The front door opened and a woman walked in.
She looked like their mother but less so than the old man looked like their father. He looked like a dead man fresh from the coffin. She looked like a dead woman who was very unfresh. Bone showed through here and there on her face, and the dress she had been buried in hung limply on her in a way that made Jerry suspect that she was mostly bone underneath it. If this was a scam, the makeup was remarkable.
“I’m exhausted,” she said. “That was a long walk.” She noticed the brother and sister, and her face contorted stiffly into what could have been an expression of pleasure.
“Lily!” she said. “Jerry! It’s so wonderful to see you children again!”
Before Jerry could react, she had stepped forward and embraced him.
He responded automatically by putting his arms around her. On one side of her back, he could feel her ribs and the spaces between them. The other side felt normal. Up close, the smell of decay was staggering.
He managed to escape and to step away from her. “It’s not a scam,” he said to Lily. “They’re real.”

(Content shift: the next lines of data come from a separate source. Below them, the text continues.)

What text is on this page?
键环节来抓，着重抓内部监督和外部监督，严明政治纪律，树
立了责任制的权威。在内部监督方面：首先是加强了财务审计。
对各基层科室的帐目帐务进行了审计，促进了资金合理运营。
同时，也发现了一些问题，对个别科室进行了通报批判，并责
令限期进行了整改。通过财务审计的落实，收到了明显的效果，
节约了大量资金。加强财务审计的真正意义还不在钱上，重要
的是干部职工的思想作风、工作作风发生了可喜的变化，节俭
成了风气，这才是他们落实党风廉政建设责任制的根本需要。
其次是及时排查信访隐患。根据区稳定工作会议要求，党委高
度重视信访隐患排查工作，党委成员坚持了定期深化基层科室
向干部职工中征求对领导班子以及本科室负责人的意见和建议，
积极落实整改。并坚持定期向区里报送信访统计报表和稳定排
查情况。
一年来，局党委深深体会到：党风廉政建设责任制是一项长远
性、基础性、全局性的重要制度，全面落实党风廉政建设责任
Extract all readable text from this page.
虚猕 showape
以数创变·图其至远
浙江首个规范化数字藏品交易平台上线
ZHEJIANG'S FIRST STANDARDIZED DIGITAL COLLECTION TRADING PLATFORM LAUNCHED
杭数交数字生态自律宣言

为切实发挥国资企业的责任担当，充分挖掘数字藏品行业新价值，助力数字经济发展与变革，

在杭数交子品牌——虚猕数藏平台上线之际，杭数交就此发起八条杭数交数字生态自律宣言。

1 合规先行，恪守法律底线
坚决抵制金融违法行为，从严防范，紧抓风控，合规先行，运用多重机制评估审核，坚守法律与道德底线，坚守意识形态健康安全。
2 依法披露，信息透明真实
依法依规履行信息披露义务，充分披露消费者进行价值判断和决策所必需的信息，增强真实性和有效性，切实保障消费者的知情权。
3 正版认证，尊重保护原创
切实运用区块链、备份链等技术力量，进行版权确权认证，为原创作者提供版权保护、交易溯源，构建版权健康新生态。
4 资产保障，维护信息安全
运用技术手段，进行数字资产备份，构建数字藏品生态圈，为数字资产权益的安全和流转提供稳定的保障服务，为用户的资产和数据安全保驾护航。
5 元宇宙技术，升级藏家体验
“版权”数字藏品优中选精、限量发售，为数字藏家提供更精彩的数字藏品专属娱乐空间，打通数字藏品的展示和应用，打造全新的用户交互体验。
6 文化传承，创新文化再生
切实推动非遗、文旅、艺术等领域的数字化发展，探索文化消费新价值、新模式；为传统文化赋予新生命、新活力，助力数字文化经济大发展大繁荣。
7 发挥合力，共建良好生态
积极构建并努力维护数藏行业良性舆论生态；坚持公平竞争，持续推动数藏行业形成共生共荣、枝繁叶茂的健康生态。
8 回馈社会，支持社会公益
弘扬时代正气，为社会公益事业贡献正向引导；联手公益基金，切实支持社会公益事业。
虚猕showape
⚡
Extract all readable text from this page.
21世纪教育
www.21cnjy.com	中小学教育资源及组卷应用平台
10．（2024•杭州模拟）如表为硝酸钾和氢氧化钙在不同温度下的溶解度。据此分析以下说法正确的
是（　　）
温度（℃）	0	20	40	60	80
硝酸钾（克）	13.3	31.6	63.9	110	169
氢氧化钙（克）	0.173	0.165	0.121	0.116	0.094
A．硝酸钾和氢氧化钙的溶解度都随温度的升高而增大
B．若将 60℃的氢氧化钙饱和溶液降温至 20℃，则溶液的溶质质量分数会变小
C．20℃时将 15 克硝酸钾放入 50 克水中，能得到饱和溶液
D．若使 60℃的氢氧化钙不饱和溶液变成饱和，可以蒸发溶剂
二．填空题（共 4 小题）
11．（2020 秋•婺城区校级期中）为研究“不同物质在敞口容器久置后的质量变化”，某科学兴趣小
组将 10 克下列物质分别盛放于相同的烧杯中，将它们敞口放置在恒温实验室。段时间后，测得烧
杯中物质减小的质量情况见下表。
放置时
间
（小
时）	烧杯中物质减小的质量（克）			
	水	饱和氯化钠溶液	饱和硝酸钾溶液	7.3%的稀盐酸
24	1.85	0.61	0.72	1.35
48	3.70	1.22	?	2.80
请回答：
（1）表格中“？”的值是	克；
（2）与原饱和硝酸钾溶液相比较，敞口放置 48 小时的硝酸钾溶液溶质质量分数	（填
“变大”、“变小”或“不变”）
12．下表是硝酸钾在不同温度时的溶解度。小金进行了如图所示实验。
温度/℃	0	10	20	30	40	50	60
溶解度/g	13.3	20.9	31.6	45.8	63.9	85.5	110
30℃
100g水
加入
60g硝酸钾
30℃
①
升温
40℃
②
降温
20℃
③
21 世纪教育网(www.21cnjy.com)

“Oh, Jesus. It’s not possible!”
“I read that there’s more solar flux in Florida because of global warming.”
“What’s solar flux?”
“Something to do with the sun. Maybe it energized them.”
His father stared at Jerry’s forehead. “You always were the one with the brains.” He tore his eyes away. “I don’t know how long you kids were planning to stay. Lily, you can have the guest bedroom. Jerry, you’ll sleep on the couch. You’ll have to find your own food. Except for those pickled peppers, your mother and I don’t eat in the old way anymore.” His gaze drifted back to Jerry’s forehead.